Cult designer Martin Margiela opens exhibition in Paris.
If you are going to Paris in the next few months, you should pay a visit to Lafayette Anticipations and the first solo exhibition by Belgian fashion legend Martin Margiela. Martin Margiela opened on October 20 and will run until January 2, 2022.
Fashion's most secretive designer withdrew from the industry in 2008. Now he's back - as an artist.
The exhibition focuses on 'seeing the important in the banal' - as curator Rebecca Lamarche-Vadel stated to Artnet.
The show features over 40 new works; such as installations, sculptures, collages, paintings and film. Everything except clothes, you could almost say.
Margiela art debut
‘Vanitas’, by Martin Margiela, 2019. Source: Zeno X Gallery.
The exhibition is a total work of art, and the pieces are very much about transformation - like human hair in different stages of life, stills from photo development processes, or full-scale bus shelters dressed in faux fur. You should be able to move through the exhibition as in a sort of maze, a 'trip through Margiela's head', as the museum refers to it.
Lafayette Anticipations writes that the exhibition presents the hypothesis that Margiela has always been an artist; one who worked and challenged the fashion industry from within.
Margiela himself describes the shift as necessary, and writes in a statement:
-I became obsessed with fashion very early in life, and developed my own vision by presenting it in the most conceptual way possible.
-Now I need to explore other medium, to enjoy creating without limitations.

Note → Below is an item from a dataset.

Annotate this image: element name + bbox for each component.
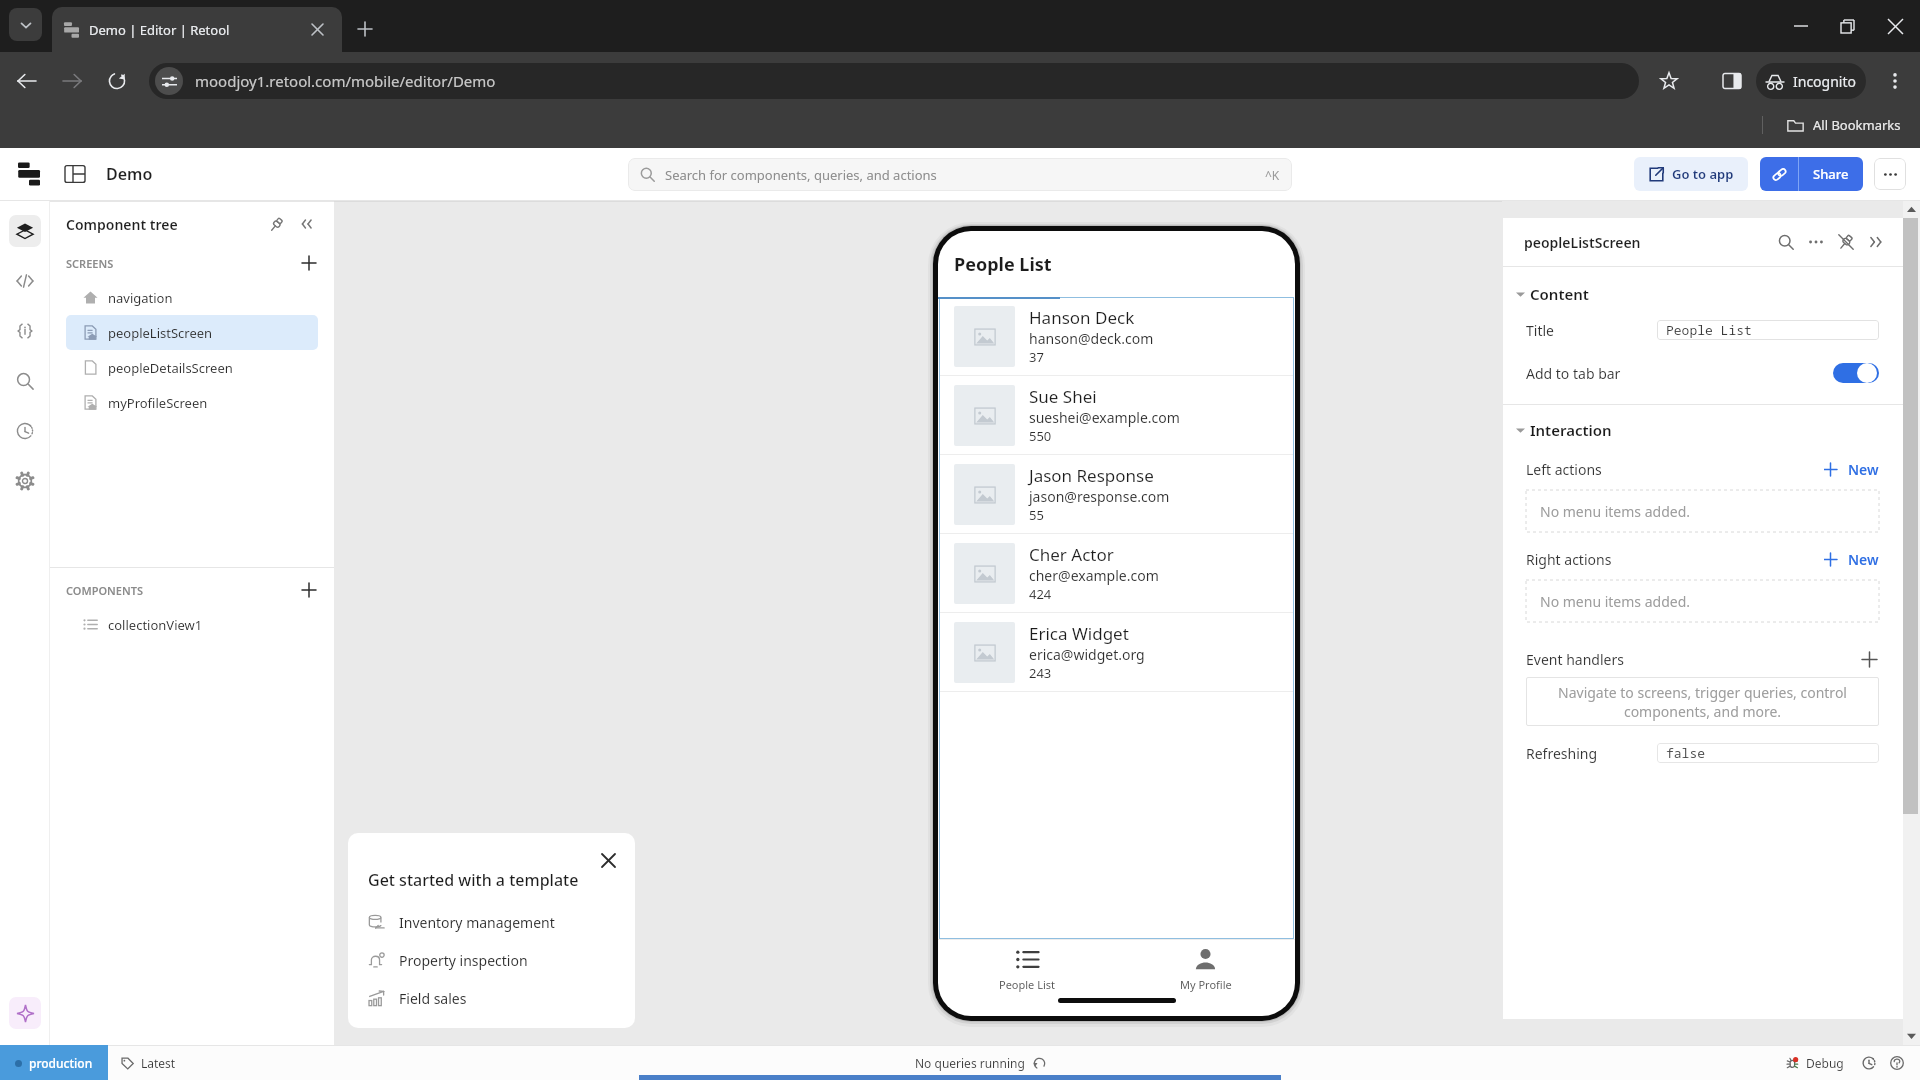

He is also making his debut in a gallery setting - and this weekend he was introduced to a discerning audience at the FIAC art fair in Paris, gaining massive attention.
Margiela art debut
‘Torso’, series by Martin Margiela. Source: Zeno X Gallery.
Through unique displays, innovative design techniques and an artistic approach to the subject of fashion, Margiela revolutionized fashion in the 80s and 90s. His Tibi shoes and deconstructed garments are timeless classics, and the vision behind the raw, uncompromising design aesthetics helped lifting the craft of fashion into the realm of art.

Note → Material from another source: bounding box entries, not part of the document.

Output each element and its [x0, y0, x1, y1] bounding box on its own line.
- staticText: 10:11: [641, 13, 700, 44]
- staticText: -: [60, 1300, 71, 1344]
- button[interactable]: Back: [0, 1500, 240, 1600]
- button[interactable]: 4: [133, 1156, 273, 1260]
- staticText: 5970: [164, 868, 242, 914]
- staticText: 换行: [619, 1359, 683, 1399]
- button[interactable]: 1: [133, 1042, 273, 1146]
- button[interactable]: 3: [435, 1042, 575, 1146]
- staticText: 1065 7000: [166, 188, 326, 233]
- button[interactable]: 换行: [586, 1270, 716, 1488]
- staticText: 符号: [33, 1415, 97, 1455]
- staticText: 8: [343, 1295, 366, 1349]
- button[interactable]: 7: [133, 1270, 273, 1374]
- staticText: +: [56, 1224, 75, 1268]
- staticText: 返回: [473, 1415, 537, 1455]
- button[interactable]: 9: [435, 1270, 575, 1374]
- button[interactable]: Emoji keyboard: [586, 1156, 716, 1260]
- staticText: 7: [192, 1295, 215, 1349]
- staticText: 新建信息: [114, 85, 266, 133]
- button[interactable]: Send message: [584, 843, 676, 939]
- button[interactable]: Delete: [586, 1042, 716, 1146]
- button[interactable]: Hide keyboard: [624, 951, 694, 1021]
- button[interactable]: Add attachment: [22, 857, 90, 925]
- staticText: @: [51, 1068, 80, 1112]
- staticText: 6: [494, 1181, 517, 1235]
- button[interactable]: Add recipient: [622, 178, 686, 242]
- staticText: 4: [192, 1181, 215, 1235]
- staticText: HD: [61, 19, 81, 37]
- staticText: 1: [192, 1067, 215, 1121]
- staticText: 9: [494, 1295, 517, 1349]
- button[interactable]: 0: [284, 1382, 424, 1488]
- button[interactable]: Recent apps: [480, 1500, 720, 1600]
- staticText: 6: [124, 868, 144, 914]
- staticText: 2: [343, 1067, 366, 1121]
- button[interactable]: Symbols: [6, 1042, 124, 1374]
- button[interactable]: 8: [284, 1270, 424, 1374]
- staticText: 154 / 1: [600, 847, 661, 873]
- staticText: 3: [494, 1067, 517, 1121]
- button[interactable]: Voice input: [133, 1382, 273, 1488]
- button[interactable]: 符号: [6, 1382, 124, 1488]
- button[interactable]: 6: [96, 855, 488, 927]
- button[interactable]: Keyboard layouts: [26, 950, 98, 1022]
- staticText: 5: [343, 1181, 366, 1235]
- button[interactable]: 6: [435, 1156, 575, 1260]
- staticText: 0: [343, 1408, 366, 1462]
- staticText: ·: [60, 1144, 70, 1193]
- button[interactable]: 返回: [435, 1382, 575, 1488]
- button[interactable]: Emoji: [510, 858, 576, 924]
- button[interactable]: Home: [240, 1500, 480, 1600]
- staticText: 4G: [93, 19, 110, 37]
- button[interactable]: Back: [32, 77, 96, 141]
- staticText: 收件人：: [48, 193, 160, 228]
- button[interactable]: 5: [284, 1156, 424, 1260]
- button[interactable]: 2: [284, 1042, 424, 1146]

-I do not think it is very surprising, says Anne Karine Thorbjørnsen.
The critically acclaimed clothing designer is an outspoken Margiela fan and has also moved towards art in recent years with exhibitions at, among others, Salgshallen in Oslo.

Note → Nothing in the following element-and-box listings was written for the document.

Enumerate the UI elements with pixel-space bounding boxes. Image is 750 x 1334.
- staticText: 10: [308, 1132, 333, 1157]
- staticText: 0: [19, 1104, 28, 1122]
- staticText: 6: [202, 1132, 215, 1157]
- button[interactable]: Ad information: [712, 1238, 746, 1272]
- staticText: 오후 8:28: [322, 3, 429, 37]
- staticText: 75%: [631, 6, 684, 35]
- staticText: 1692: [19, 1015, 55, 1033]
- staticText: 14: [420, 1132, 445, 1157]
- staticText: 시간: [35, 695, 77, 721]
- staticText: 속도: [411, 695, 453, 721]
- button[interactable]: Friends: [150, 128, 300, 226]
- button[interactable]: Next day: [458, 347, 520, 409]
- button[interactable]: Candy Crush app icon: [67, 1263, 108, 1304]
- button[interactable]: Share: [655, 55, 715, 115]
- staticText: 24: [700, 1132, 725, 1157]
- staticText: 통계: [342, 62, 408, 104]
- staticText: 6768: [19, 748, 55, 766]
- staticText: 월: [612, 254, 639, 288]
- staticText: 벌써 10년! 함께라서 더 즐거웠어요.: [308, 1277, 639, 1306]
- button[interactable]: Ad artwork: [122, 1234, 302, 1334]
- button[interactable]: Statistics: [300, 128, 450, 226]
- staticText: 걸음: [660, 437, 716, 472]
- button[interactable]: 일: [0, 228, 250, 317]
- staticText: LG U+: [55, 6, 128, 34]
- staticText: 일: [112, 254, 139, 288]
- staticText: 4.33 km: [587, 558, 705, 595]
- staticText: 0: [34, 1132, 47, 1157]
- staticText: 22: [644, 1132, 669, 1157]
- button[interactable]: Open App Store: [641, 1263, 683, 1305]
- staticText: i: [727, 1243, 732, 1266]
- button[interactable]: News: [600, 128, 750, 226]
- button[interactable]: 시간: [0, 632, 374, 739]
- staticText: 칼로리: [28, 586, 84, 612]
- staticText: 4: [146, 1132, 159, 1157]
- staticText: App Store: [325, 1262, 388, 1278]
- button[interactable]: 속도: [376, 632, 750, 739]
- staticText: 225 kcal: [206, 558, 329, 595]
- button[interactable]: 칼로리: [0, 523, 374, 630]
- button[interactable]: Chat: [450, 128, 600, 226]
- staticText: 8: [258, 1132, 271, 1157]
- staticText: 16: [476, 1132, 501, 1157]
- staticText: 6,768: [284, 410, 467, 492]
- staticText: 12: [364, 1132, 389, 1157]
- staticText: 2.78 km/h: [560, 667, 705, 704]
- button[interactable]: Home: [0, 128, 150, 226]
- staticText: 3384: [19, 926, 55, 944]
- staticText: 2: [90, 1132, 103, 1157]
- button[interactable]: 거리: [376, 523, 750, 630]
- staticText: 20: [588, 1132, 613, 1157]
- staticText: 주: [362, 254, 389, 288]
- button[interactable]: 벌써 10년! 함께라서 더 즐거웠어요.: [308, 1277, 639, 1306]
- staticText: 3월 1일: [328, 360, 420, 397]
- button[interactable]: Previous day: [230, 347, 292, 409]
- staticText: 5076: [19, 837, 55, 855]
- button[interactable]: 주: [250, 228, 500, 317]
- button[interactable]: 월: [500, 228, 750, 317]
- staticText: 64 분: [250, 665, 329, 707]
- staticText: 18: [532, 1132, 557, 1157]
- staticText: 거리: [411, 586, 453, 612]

-I really recognize Margiela in the pictures from the exhibition - his grip, structures, use of color and theme, she says.
-It feels like a continuation, only that there are no clothes on the body, and this time it’s all outside the fashion system.
The designer himself experienced the demands from the fashion world as an obstacle to his own work. He has deliberately chosen to call his work practice, rather than a brand, precisely in order to be able to freely experiment between fields.
Margiela art debut
From Anne Karine Thorbjørnsen's last exhibition at the Sales Hall. Photo: Tove Sivertsen
-For me, it became a tighter and tighter room to be in. As soon as things go well, things will grow, become more and more like business. It was never what I wanted. I want to stand on the outside, I oppose.
And Martin Margiela has always been an inspiration.
-He has always been anti-fashion and different - thought outside the walls of the system. The work is so smart and intelligent. There is something sympathetic, not flashy, but almost friendly about it. It makes you think about what you take for granted, often things that are part of everyday life.
Unlike Margiela himself, Thorbjørnsen does not want to refer to herself only as an artist, and believes that there should be room to think several thoughts at once.
-I have not stopped using fashion, it is so embedded in me. I just want to see it in a different way.